8. Information Security

Gallagher takes cybersecurity seriously. We intend to protect your personal information and to maintain its accuracy. Gallagher implements reasonable physical administrative and technical safeguards (such as system monitoring and encryption) to help us protect your personal information from unauthorized access, use and disclosure. We restrict access to your personal information to those employees who “need to know” it to provide services to you. In addition, we train our employees about the importance of confidentiality and maintaining the privacy and security of your information. We commit to taking appropriate disciplinary measures to enforce our employees' privacy responsibilities.
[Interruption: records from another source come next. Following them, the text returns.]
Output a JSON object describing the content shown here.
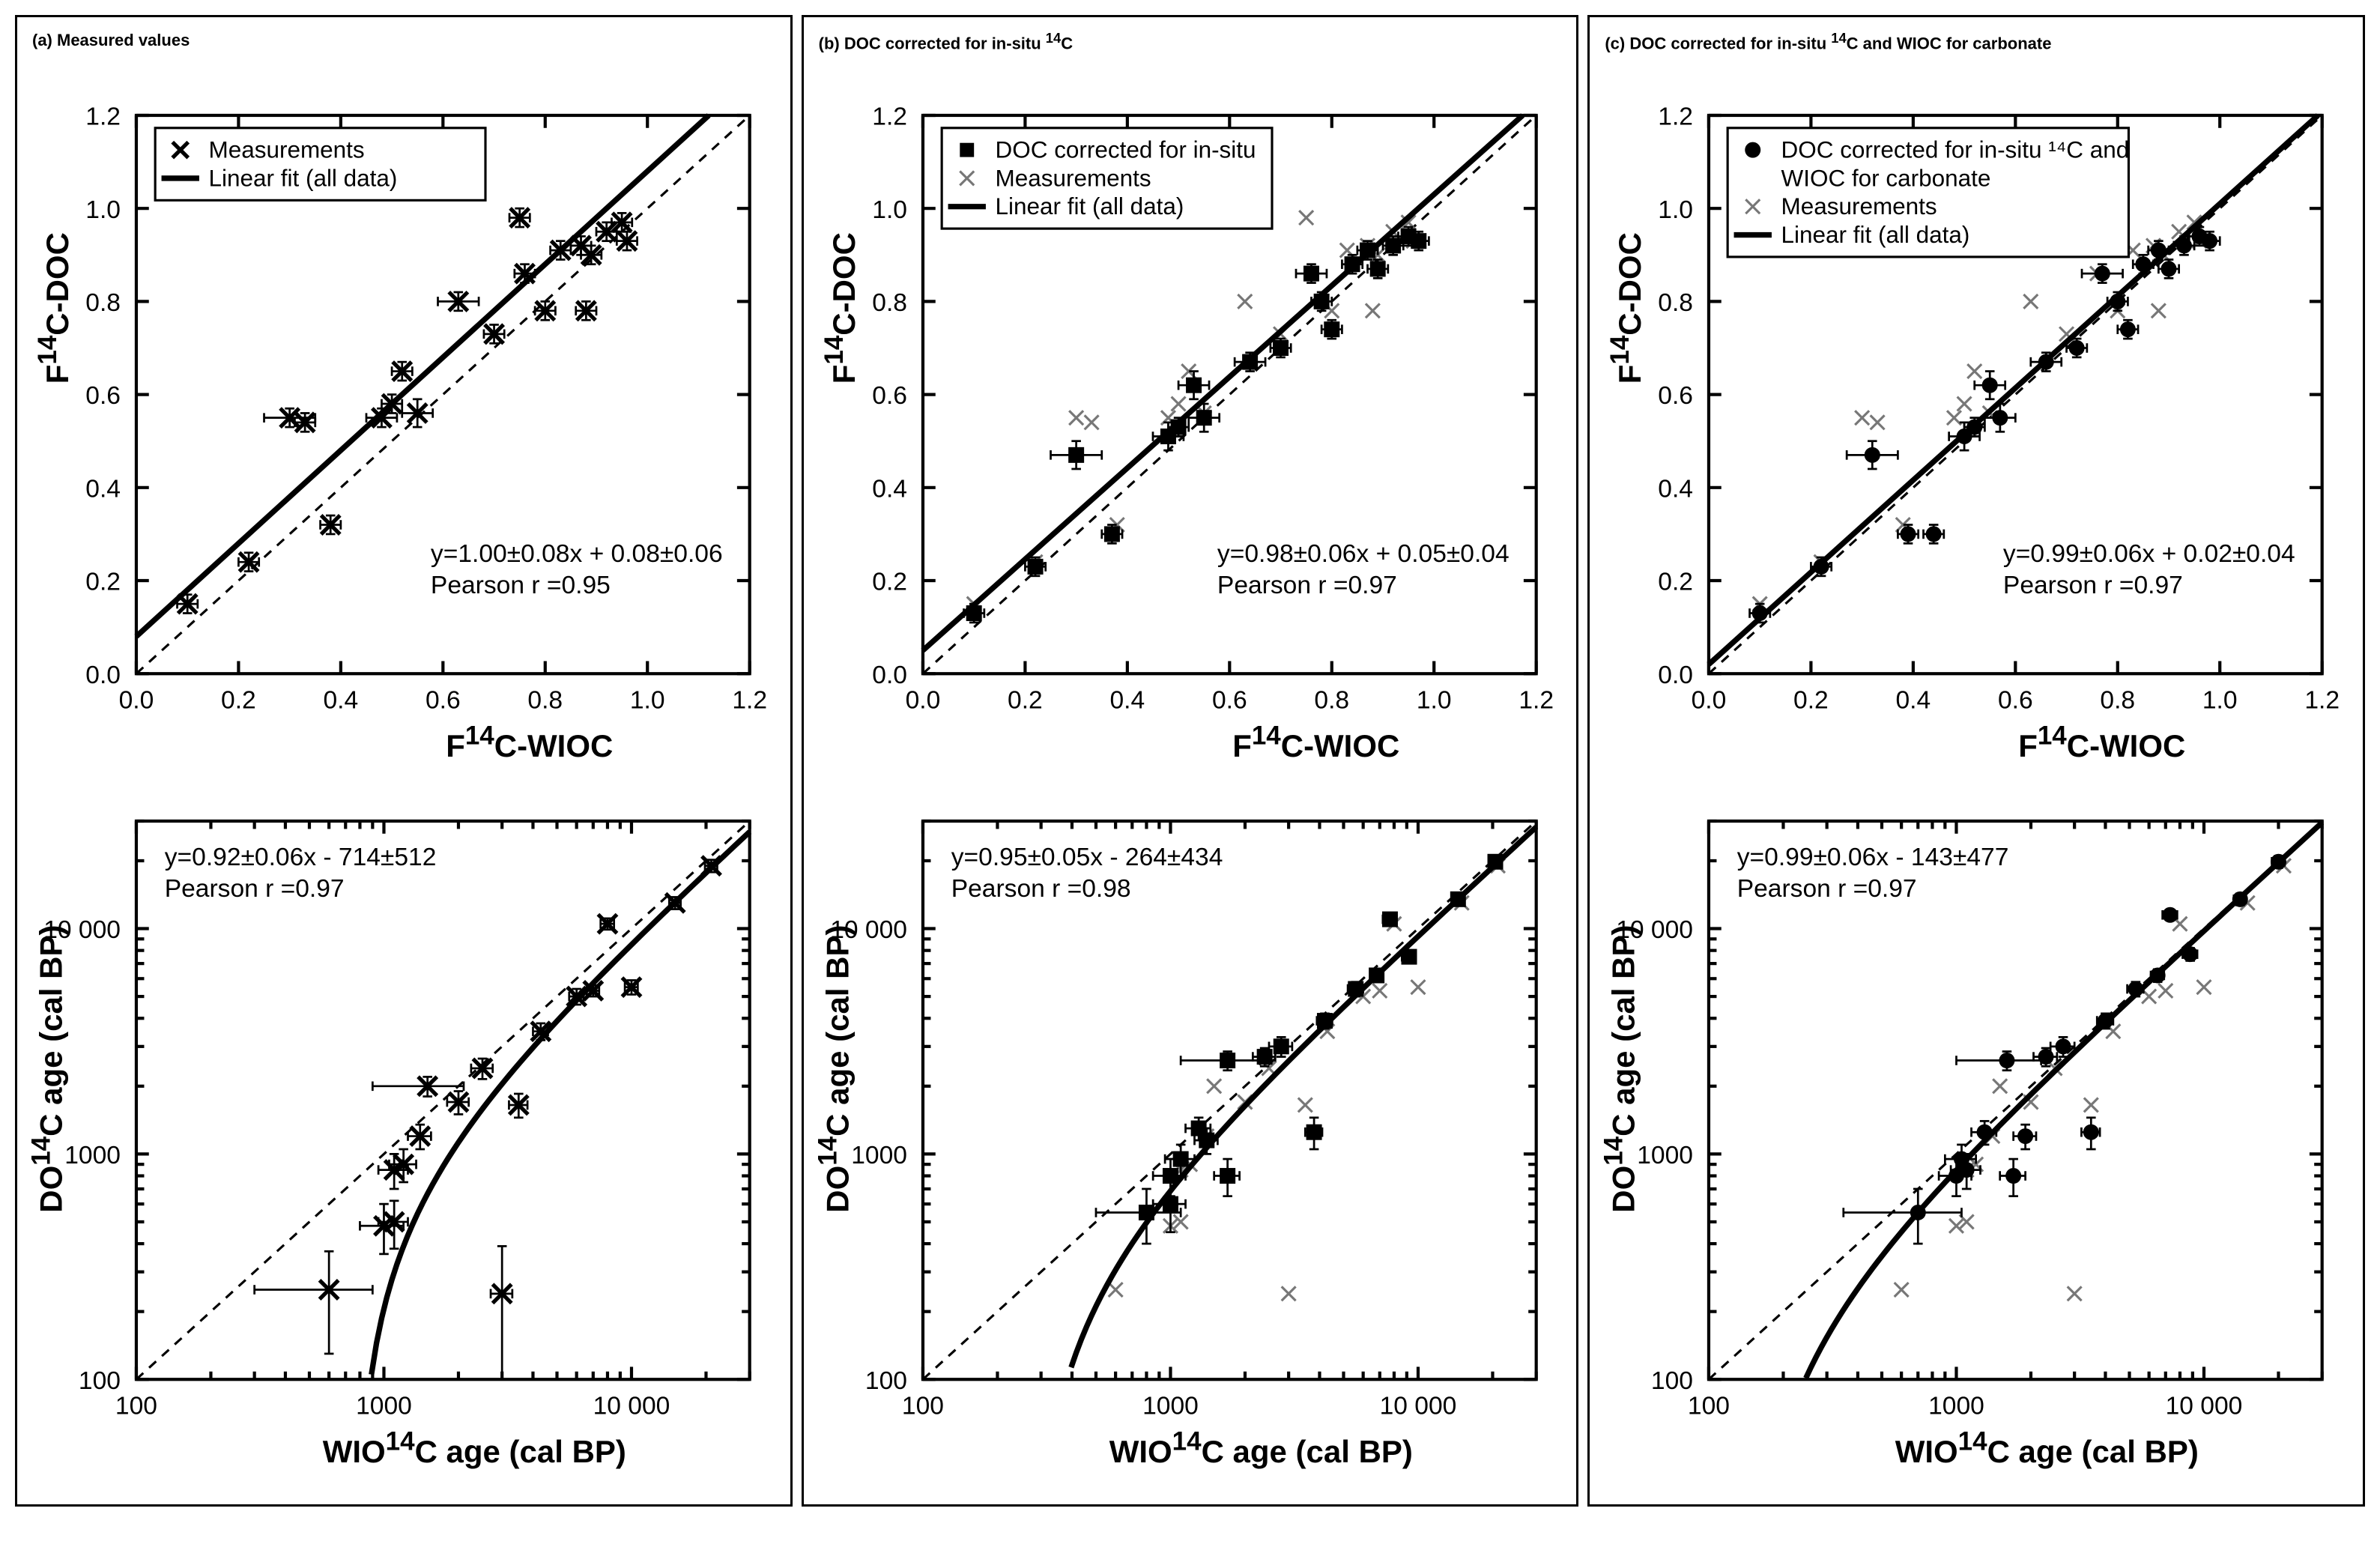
{
  "panels": {
    "a": {
      "title_html": "(a) Measured values",
      "legend": [
        "Measurements",
        "Linear fit (all data)"
      ],
      "legend_kind": [
        "x",
        "line"
      ]
    },
    "b": {
      "title_html": "(b) DOC corrected for  in-situ <sup>14</sup>C",
      "legend": [
        "DOC corrected for in-situ",
        "Measurements",
        "Linear fit (all data)"
      ],
      "legend_kind": [
        "sq",
        "xg",
        "line"
      ]
    },
    "c": {
      "title_html": "(c) DOC corrected for in-situ <sup>14</sup>C and WIOC for carbonate",
      "legend": [
        "DOC corrected for in-situ ¹⁴C and WIOC for carbonate",
        "Measurements",
        "Linear fit (all data)"
      ],
      "legend_kind": [
        "ci",
        "xg",
        "line"
      ]
    }
  },
  "linear_axes": {
    "xlabel_html": "F<sup>14</sup>C-WIOC",
    "ylabel_html": "F<sup>14</sup>C-DOC",
    "xlim": [
      0.0,
      1.2
    ],
    "ylim": [
      0.0,
      1.2
    ],
    "tick_step": 0.2
  },
  "log_axes": {
    "xlabel_html": "WIO<sup>14</sup>C age (cal BP)",
    "ylabel_html": "DO<sup>14</sup>C age (cal BP)",
    "xlim": [
      100,
      30000
    ],
    "ylim": [
      100,
      30000
    ],
    "major_ticks": [
      100,
      1000,
      10000
    ],
    "major_labels": [
      "100",
      "1000",
      "10 000"
    ]
  },
  "fits": {
    "a": {
      "lin_eq": "y=1.00±0.08x + 0.08±0.06",
      "lin_r": "Pearson r =0.95",
      "log_eq": "y=0.92±0.06x - 714±512",
      "log_r": "Pearson r =0.97",
      "lin_slope": 1.0,
      "lin_int": 0.08,
      "age_slope": 0.92,
      "age_int": -714
    },
    "b": {
      "lin_eq": "y=0.98±0.06x + 0.05±0.04",
      "lin_r": "Pearson r =0.97",
      "log_eq": "y=0.95±0.05x - 264±434",
      "log_r": "Pearson r =0.98",
      "lin_slope": 0.98,
      "lin_int": 0.05,
      "age_slope": 0.95,
      "age_int": -264
    },
    "c": {
      "lin_eq": "y=0.99±0.06x + 0.02±0.04",
      "lin_r": "Pearson r =0.97",
      "log_eq": "y=0.99±0.06x - 143±477",
      "log_r": "Pearson r =0.97",
      "lin_slope": 0.99,
      "lin_int": 0.02,
      "age_slope": 0.99,
      "age_int": -143
    }
  },
  "data_measurements": {
    "lin": [
      {
        "x": 0.1,
        "y": 0.15,
        "ex": 0.02,
        "ey": 0.02
      },
      {
        "x": 0.22,
        "y": 0.24,
        "ex": 0.02,
        "ey": 0.02
      },
      {
        "x": 0.3,
        "y": 0.55,
        "ex": 0.05,
        "ey": 0.02
      },
      {
        "x": 0.33,
        "y": 0.54,
        "ex": 0.02,
        "ey": 0.02
      },
      {
        "x": 0.38,
        "y": 0.32,
        "ex": 0.02,
        "ey": 0.02
      },
      {
        "x": 0.48,
        "y": 0.55,
        "ex": 0.03,
        "ey": 0.02
      },
      {
        "x": 0.5,
        "y": 0.58,
        "ex": 0.02,
        "ey": 0.02
      },
      {
        "x": 0.52,
        "y": 0.65,
        "ex": 0.02,
        "ey": 0.02
      },
      {
        "x": 0.55,
        "y": 0.56,
        "ex": 0.03,
        "ey": 0.03
      },
      {
        "x": 0.63,
        "y": 0.8,
        "ex": 0.04,
        "ey": 0.02
      },
      {
        "x": 0.7,
        "y": 0.73,
        "ex": 0.02,
        "ey": 0.02
      },
      {
        "x": 0.75,
        "y": 0.98,
        "ex": 0.02,
        "ey": 0.02
      },
      {
        "x": 0.76,
        "y": 0.86,
        "ex": 0.02,
        "ey": 0.02
      },
      {
        "x": 0.8,
        "y": 0.78,
        "ex": 0.02,
        "ey": 0.02
      },
      {
        "x": 0.83,
        "y": 0.91,
        "ex": 0.02,
        "ey": 0.02
      },
      {
        "x": 0.87,
        "y": 0.92,
        "ex": 0.02,
        "ey": 0.02
      },
      {
        "x": 0.89,
        "y": 0.9,
        "ex": 0.02,
        "ey": 0.02
      },
      {
        "x": 0.88,
        "y": 0.78,
        "ex": 0.02,
        "ey": 0.02
      },
      {
        "x": 0.92,
        "y": 0.95,
        "ex": 0.02,
        "ey": 0.02
      },
      {
        "x": 0.95,
        "y": 0.97,
        "ex": 0.02,
        "ey": 0.02
      },
      {
        "x": 0.96,
        "y": 0.93,
        "ex": 0.02,
        "ey": 0.02
      }
    ],
    "age": [
      {
        "x": 600,
        "y": 250,
        "ex": 300,
        "ey": 120
      },
      {
        "x": 1000,
        "y": 480,
        "ex": 200,
        "ey": 120
      },
      {
        "x": 1100,
        "y": 500,
        "ex": 150,
        "ey": 120
      },
      {
        "x": 1100,
        "y": 850,
        "ex": 150,
        "ey": 150
      },
      {
        "x": 1200,
        "y": 900,
        "ex": 150,
        "ey": 150
      },
      {
        "x": 1400,
        "y": 1200,
        "ex": 150,
        "ey": 150
      },
      {
        "x": 1500,
        "y": 2000,
        "ex": 600,
        "ey": 200
      },
      {
        "x": 2000,
        "y": 1700,
        "ex": 200,
        "ey": 200
      },
      {
        "x": 2500,
        "y": 2400,
        "ex": 250,
        "ey": 250
      },
      {
        "x": 3000,
        "y": 240,
        "ex": 300,
        "ey": 150
      },
      {
        "x": 3500,
        "y": 1650,
        "ex": 300,
        "ey": 200
      },
      {
        "x": 4300,
        "y": 3500,
        "ex": 300,
        "ey": 300
      },
      {
        "x": 6000,
        "y": 5000,
        "ex": 400,
        "ey": 400
      },
      {
        "x": 7000,
        "y": 5300,
        "ex": 400,
        "ey": 300
      },
      {
        "x": 8000,
        "y": 10500,
        "ex": 500,
        "ey": 600
      },
      {
        "x": 10000,
        "y": 5500,
        "ex": 600,
        "ey": 400
      },
      {
        "x": 15000,
        "y": 13000,
        "ex": 800,
        "ey": 800
      },
      {
        "x": 21000,
        "y": 19000,
        "ex": 1200,
        "ey": 1200
      }
    ]
  },
  "data_corrected_b": {
    "lin": [
      {
        "x": 0.1,
        "y": 0.13,
        "ex": 0.02,
        "ey": 0.02
      },
      {
        "x": 0.22,
        "y": 0.23,
        "ex": 0.02,
        "ey": 0.02
      },
      {
        "x": 0.3,
        "y": 0.47,
        "ex": 0.05,
        "ey": 0.03
      },
      {
        "x": 0.37,
        "y": 0.3,
        "ex": 0.02,
        "ey": 0.02
      },
      {
        "x": 0.48,
        "y": 0.51,
        "ex": 0.03,
        "ey": 0.03
      },
      {
        "x": 0.5,
        "y": 0.53,
        "ex": 0.02,
        "ey": 0.02
      },
      {
        "x": 0.53,
        "y": 0.62,
        "ex": 0.03,
        "ey": 0.03
      },
      {
        "x": 0.55,
        "y": 0.55,
        "ex": 0.03,
        "ey": 0.03
      },
      {
        "x": 0.64,
        "y": 0.67,
        "ex": 0.03,
        "ey": 0.02
      },
      {
        "x": 0.7,
        "y": 0.7,
        "ex": 0.02,
        "ey": 0.02
      },
      {
        "x": 0.76,
        "y": 0.86,
        "ex": 0.03,
        "ey": 0.02
      },
      {
        "x": 0.78,
        "y": 0.8,
        "ex": 0.02,
        "ey": 0.02
      },
      {
        "x": 0.8,
        "y": 0.74,
        "ex": 0.02,
        "ey": 0.02
      },
      {
        "x": 0.84,
        "y": 0.88,
        "ex": 0.02,
        "ey": 0.02
      },
      {
        "x": 0.87,
        "y": 0.91,
        "ex": 0.02,
        "ey": 0.02
      },
      {
        "x": 0.89,
        "y": 0.87,
        "ex": 0.02,
        "ey": 0.02
      },
      {
        "x": 0.92,
        "y": 0.92,
        "ex": 0.02,
        "ey": 0.02
      },
      {
        "x": 0.95,
        "y": 0.94,
        "ex": 0.02,
        "ey": 0.02
      },
      {
        "x": 0.97,
        "y": 0.93,
        "ex": 0.02,
        "ey": 0.02
      }
    ],
    "age": [
      {
        "x": 800,
        "y": 550,
        "ex": 300,
        "ey": 150
      },
      {
        "x": 1000,
        "y": 600,
        "ex": 150,
        "ey": 150
      },
      {
        "x": 1000,
        "y": 800,
        "ex": 150,
        "ey": 150
      },
      {
        "x": 1100,
        "y": 950,
        "ex": 150,
        "ey": 150
      },
      {
        "x": 1300,
        "y": 1300,
        "ex": 150,
        "ey": 150
      },
      {
        "x": 1400,
        "y": 1150,
        "ex": 150,
        "ey": 150
      },
      {
        "x": 1700,
        "y": 2600,
        "ex": 600,
        "ey": 250
      },
      {
        "x": 1700,
        "y": 800,
        "ex": 200,
        "ey": 150
      },
      {
        "x": 2400,
        "y": 2700,
        "ex": 250,
        "ey": 250
      },
      {
        "x": 2800,
        "y": 3000,
        "ex": 300,
        "ey": 300
      },
      {
        "x": 3800,
        "y": 1250,
        "ex": 300,
        "ey": 200
      },
      {
        "x": 4200,
        "y": 3900,
        "ex": 300,
        "ey": 300
      },
      {
        "x": 5600,
        "y": 5400,
        "ex": 400,
        "ey": 400
      },
      {
        "x": 6800,
        "y": 6200,
        "ex": 400,
        "ey": 400
      },
      {
        "x": 7700,
        "y": 11000,
        "ex": 500,
        "ey": 600
      },
      {
        "x": 9200,
        "y": 7500,
        "ex": 600,
        "ey": 500
      },
      {
        "x": 14500,
        "y": 13500,
        "ex": 800,
        "ey": 800
      },
      {
        "x": 20500,
        "y": 19800,
        "ex": 1200,
        "ey": 1200
      }
    ]
  },
  "data_corrected_c": {
    "lin": [
      {
        "x": 0.1,
        "y": 0.13,
        "ex": 0.02,
        "ey": 0.02
      },
      {
        "x": 0.22,
        "y": 0.23,
        "ex": 0.02,
        "ey": 0.02
      },
      {
        "x": 0.32,
        "y": 0.47,
        "ex": 0.05,
        "ey": 0.03
      },
      {
        "x": 0.39,
        "y": 0.3,
        "ex": 0.02,
        "ey": 0.02
      },
      {
        "x": 0.44,
        "y": 0.3,
        "ex": 0.02,
        "ey": 0.02
      },
      {
        "x": 0.5,
        "y": 0.51,
        "ex": 0.03,
        "ey": 0.03
      },
      {
        "x": 0.52,
        "y": 0.53,
        "ex": 0.02,
        "ey": 0.02
      },
      {
        "x": 0.55,
        "y": 0.62,
        "ex": 0.03,
        "ey": 0.03
      },
      {
        "x": 0.57,
        "y": 0.55,
        "ex": 0.03,
        "ey": 0.03
      },
      {
        "x": 0.66,
        "y": 0.67,
        "ex": 0.03,
        "ey": 0.02
      },
      {
        "x": 0.72,
        "y": 0.7,
        "ex": 0.02,
        "ey": 0.02
      },
      {
        "x": 0.77,
        "y": 0.86,
        "ex": 0.04,
        "ey": 0.02
      },
      {
        "x": 0.8,
        "y": 0.8,
        "ex": 0.02,
        "ey": 0.02
      },
      {
        "x": 0.82,
        "y": 0.74,
        "ex": 0.02,
        "ey": 0.02
      },
      {
        "x": 0.85,
        "y": 0.88,
        "ex": 0.02,
        "ey": 0.02
      },
      {
        "x": 0.88,
        "y": 0.91,
        "ex": 0.02,
        "ey": 0.02
      },
      {
        "x": 0.9,
        "y": 0.87,
        "ex": 0.02,
        "ey": 0.02
      },
      {
        "x": 0.93,
        "y": 0.92,
        "ex": 0.02,
        "ey": 0.02
      },
      {
        "x": 0.96,
        "y": 0.94,
        "ex": 0.02,
        "ey": 0.02
      },
      {
        "x": 0.98,
        "y": 0.93,
        "ex": 0.02,
        "ey": 0.02
      }
    ],
    "age": [
      {
        "x": 700,
        "y": 550,
        "ex": 350,
        "ey": 150
      },
      {
        "x": 1000,
        "y": 800,
        "ex": 150,
        "ey": 150
      },
      {
        "x": 1050,
        "y": 950,
        "ex": 150,
        "ey": 150
      },
      {
        "x": 1100,
        "y": 850,
        "ex": 150,
        "ey": 150
      },
      {
        "x": 1300,
        "y": 1250,
        "ex": 150,
        "ey": 150
      },
      {
        "x": 1600,
        "y": 2600,
        "ex": 600,
        "ey": 250
      },
      {
        "x": 1700,
        "y": 800,
        "ex": 200,
        "ey": 150
      },
      {
        "x": 1900,
        "y": 1200,
        "ex": 200,
        "ey": 150
      },
      {
        "x": 2300,
        "y": 2700,
        "ex": 250,
        "ey": 250
      },
      {
        "x": 2700,
        "y": 3000,
        "ex": 300,
        "ey": 300
      },
      {
        "x": 3500,
        "y": 1250,
        "ex": 300,
        "ey": 200
      },
      {
        "x": 4000,
        "y": 3900,
        "ex": 300,
        "ey": 300
      },
      {
        "x": 5300,
        "y": 5400,
        "ex": 400,
        "ey": 400
      },
      {
        "x": 6500,
        "y": 6200,
        "ex": 400,
        "ey": 400
      },
      {
        "x": 7300,
        "y": 11500,
        "ex": 500,
        "ey": 600
      },
      {
        "x": 8800,
        "y": 7700,
        "ex": 600,
        "ey": 500
      },
      {
        "x": 14000,
        "y": 13500,
        "ex": 800,
        "ey": 800
      },
      {
        "x": 20000,
        "y": 19800,
        "ex": 1200,
        "ey": 1200
      }
    ]
  },
  "colors": {
    "fg": "#000000",
    "bg": "#ffffff",
    "grey": "#777777"
  }
}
We also require that our suppliers protect personal information from unauthorized access, use and disclosure.

Data stored on the Gallagher Command Centre server for a site is under control of its Security Administrators, and subject to any security and privacy policies those Administrators apply. It is not accessible by Gallagher or other third parties affiliated with Gallagher.

9. Complaints

In many countries, you have a right to lodge a complaint with the appropriate privacy or data protection authority if you have concerns about how we process your personal information.

We aim to resolve complaints quickly and informally. If you wish to proceed to a formal privacy complaint, we will need you to make your complaint in writing to our Privacy Officers, as above. We will then acknowledge your formal complaint within 10 working days.

If you are not satisfied with the responses from your site or from us you may contact the appropriate national privacy authority.

Note: under GDPR, our nominated contact in Europe is the Regional Manager of Gallagher Security (Europe) Ltd in the UK, whose supervisory authority is the Information Commissioner’s Office (http://www.ico.org.uk).

10. Changes and Updates to this Privacy Statement.

This Statement is effective from 1 October 2018 and supersedes all previous notices or statements regarding our privacy and data protection practices and the terms and conditions that govern the use of Mobile Connect. The previous version of this Statement is available here.

We recognize that privacy and data protection is an ongoing responsibility, and so we review this Statement regularly and will update it from time to time as we undertake new practices or adopt new policies.

You should check our website frequently to see the current Statement that is in effect and any updates we have made. We reserve the right to amend our Privacy Statement at any time, for any reason, without notice to you, other than posting the updated version on our website.